Frankie also has another trait, perhaps one learned in the old neighborhood: He’s a dedicated friend who elicits loyalty in return. Frankie is still close to one of his old cellmates, who now sits on Death Row in California.

When another friend, a six-foot-eight former Hells Angel nicknamed Peewee, was sentenced to prison, Frankie spent hours offering advice on how to stay invisible in the Big House.

He threw Peewee a going-away party at the Italian American Club, attended by both leather-clad bikers and older Italian men who kissed each other’s cheeks as a gesture of respect.

He and Peewee stood behind a cardboard prop of some jail bars and mugged for the camera.

It was that kind of party. 

After I left my big-city newspaper employer, I stayed on in Vegas. And I got to know Frankie better, a lot better. I know he’s politically conservative, that he’s never drank or done drugs in his life and recently quit smoking following a health scare.

I’ve learned not to make anything that resembles a promise to Frankie because he’ll hold you to it.

“John, ya cocksucka," he'll say. “I thought you were gonna call me.”

I’ve also seen him cry — overcome by the pain of his  ailments and the emotional burden of being declared an outcast in your adopted hometown.

But Frankie’s humor shines through.

Years ago, we sat at a table inside the Italian American Club, just a few days before my 2013 newspaper piece ran on Frankie’s black book predicament. 

On a whim, I called my editor on his night shift, and handed Frankie my cell phone. 

He didn’t miss a beat.

“Are you John Glionna’s editor? Well, from now on, I don’t want you to touch one word of his copy, ya understand?” I could hear my editor gulp on the line. “And another thing,” Frankie added. “If that story don’t run by Thursday, you’re gonna be runnin’!”

Frankie once offered to accompany me to my newspaper’s home office as I asked the top editor for a raise. As Frankie described it, he wouldn’t say a word. I’d just introduce him as my associate; he’d nod his head. 

I’d get the raise, he assured me.

I have come to passably imitate that hit-you-with-a-brick New Jersey accent that makes everything new and funny. 

I even have a Frankie glossary.

“He was trying to put me in short pants,” means disrespect.

“I’m not throwin’ flowers at myself,” means not bragging.

When I told Frankie that a mutual friend had a new girlfriend, he said: “That guy’s gettin’ laid?
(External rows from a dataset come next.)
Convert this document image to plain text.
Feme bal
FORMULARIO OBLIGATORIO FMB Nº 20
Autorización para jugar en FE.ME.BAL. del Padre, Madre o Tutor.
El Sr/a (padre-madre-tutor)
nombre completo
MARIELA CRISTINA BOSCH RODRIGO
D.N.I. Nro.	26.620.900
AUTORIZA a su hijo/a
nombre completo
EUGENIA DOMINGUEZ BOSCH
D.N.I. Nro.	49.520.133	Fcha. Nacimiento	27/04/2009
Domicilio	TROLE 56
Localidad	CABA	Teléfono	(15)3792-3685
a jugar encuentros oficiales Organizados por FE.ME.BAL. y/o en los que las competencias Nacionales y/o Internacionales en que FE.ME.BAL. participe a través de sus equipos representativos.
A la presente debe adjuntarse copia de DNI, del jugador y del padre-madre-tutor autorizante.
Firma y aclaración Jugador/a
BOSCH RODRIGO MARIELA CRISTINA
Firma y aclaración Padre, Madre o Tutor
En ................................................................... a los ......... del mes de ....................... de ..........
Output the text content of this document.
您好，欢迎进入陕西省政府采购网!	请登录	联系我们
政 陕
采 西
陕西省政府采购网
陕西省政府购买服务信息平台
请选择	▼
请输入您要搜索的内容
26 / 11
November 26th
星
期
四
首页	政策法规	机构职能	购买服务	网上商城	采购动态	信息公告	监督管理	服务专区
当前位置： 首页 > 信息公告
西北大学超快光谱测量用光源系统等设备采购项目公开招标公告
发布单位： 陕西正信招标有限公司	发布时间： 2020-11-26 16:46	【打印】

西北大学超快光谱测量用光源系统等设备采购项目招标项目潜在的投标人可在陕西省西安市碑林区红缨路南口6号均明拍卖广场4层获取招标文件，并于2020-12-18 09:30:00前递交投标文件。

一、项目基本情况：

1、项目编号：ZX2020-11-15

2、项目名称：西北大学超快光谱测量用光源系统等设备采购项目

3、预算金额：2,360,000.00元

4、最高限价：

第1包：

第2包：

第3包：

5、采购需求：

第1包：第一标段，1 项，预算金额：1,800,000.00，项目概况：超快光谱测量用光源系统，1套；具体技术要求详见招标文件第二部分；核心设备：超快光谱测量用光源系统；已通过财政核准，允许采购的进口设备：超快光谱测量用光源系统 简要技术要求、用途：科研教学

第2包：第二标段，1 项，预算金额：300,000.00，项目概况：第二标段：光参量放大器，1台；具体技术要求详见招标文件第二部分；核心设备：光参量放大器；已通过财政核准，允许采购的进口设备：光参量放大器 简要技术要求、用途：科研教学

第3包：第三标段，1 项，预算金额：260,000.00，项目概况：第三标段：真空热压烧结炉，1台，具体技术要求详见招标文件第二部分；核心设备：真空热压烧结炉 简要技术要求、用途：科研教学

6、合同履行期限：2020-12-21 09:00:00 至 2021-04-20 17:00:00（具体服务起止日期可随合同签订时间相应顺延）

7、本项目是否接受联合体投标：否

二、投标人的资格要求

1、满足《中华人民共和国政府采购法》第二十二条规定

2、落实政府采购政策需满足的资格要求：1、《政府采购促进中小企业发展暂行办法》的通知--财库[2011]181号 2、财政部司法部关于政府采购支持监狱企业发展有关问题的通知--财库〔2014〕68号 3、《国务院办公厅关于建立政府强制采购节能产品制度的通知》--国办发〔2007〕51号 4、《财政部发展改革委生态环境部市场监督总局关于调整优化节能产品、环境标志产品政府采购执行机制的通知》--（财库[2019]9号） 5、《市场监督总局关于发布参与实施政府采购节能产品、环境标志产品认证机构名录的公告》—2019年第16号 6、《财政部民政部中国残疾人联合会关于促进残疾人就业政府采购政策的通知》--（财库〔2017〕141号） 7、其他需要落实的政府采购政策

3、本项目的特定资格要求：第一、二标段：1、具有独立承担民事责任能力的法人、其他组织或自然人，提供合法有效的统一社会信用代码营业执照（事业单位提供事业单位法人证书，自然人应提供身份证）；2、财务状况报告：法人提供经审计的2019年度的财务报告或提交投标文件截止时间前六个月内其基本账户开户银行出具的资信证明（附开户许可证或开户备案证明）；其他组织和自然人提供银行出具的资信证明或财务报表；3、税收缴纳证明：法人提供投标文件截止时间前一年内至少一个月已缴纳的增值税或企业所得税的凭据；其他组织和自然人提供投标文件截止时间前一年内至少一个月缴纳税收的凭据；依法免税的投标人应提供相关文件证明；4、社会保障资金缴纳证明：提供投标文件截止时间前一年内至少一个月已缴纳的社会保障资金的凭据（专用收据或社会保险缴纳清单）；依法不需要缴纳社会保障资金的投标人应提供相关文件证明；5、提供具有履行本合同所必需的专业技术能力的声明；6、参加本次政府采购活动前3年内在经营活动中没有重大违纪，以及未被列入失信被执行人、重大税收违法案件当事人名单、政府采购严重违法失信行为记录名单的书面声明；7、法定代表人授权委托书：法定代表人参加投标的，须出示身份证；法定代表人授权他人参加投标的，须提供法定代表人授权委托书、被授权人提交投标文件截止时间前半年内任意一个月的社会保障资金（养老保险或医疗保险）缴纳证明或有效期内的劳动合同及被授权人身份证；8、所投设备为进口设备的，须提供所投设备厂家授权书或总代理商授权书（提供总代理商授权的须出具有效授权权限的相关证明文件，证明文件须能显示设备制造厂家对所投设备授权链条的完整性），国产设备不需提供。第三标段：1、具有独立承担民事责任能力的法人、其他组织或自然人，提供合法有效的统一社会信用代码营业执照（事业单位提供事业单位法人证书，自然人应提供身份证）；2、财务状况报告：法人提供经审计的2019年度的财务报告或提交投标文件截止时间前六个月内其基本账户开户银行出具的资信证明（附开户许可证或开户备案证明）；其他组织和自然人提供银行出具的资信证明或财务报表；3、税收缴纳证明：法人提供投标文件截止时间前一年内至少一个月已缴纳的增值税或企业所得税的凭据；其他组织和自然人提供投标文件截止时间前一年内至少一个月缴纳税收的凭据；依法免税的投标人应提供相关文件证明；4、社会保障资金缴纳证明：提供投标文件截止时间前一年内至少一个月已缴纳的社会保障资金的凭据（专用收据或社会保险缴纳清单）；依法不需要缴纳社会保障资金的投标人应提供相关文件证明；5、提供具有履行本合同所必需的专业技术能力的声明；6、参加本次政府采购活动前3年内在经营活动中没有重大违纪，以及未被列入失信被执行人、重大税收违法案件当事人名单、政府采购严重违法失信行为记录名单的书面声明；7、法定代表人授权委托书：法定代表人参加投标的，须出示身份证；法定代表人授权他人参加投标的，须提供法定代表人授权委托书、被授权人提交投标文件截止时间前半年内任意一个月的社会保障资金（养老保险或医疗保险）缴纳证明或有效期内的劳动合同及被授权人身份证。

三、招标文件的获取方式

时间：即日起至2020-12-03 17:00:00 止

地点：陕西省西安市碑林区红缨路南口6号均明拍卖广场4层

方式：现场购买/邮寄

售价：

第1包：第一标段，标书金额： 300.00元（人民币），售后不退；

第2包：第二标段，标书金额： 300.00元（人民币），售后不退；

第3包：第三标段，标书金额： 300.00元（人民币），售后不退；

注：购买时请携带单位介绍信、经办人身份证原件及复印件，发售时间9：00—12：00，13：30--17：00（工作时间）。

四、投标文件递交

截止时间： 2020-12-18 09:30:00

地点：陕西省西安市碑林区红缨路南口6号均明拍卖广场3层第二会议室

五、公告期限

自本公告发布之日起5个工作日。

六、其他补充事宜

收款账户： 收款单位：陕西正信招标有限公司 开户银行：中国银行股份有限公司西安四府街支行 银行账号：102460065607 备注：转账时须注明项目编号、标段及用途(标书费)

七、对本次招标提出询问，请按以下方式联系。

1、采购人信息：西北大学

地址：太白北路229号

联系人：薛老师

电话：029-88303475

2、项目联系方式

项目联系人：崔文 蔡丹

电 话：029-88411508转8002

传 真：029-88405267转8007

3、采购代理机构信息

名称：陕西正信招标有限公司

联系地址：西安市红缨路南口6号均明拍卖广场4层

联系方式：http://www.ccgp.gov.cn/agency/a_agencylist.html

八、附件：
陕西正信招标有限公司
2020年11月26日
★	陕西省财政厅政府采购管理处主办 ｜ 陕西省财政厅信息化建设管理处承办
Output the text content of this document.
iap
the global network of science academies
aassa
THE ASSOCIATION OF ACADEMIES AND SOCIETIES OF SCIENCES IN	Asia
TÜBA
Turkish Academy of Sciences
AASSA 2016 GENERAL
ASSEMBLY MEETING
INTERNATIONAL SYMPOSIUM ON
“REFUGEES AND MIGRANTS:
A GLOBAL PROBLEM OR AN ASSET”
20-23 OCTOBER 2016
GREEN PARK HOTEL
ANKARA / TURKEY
I know him. He ain’t no oil paintin’.”

After my father died, I gave Frankie an essay I’d written — an Italian son’s paean to his Dad. I knew he’d appreciate it.

He called me later. “John, you know I ain’t no readah,” he said. “I haven’t even read many of the indictments against me. But I read this.”

Classic Frankie.

A young journalist friend, among others, once challenged me on my relationship with Frankie.

“C’mon,” he said. “The guy’s a sociopath!”

Our friendship has crossed cultures: Frankie’s a tough guy; I’m not. I went to college; he didn’t. We’re both lousy spellers. Frankie respects my so-called intellect, even if he says he feels like strangling me when he reads my anti-Trump social media posts. 

I envy his chutzpah, the way he’s graciously dealt with his outlier’s role.

I guess we’re like an old Odd Couple in that way.

For now, though, Frankie remains a member of the dreaded Black Book, a gritty survivor who takes his victories where he can get them.

Which makes the backgammon club award all more precious.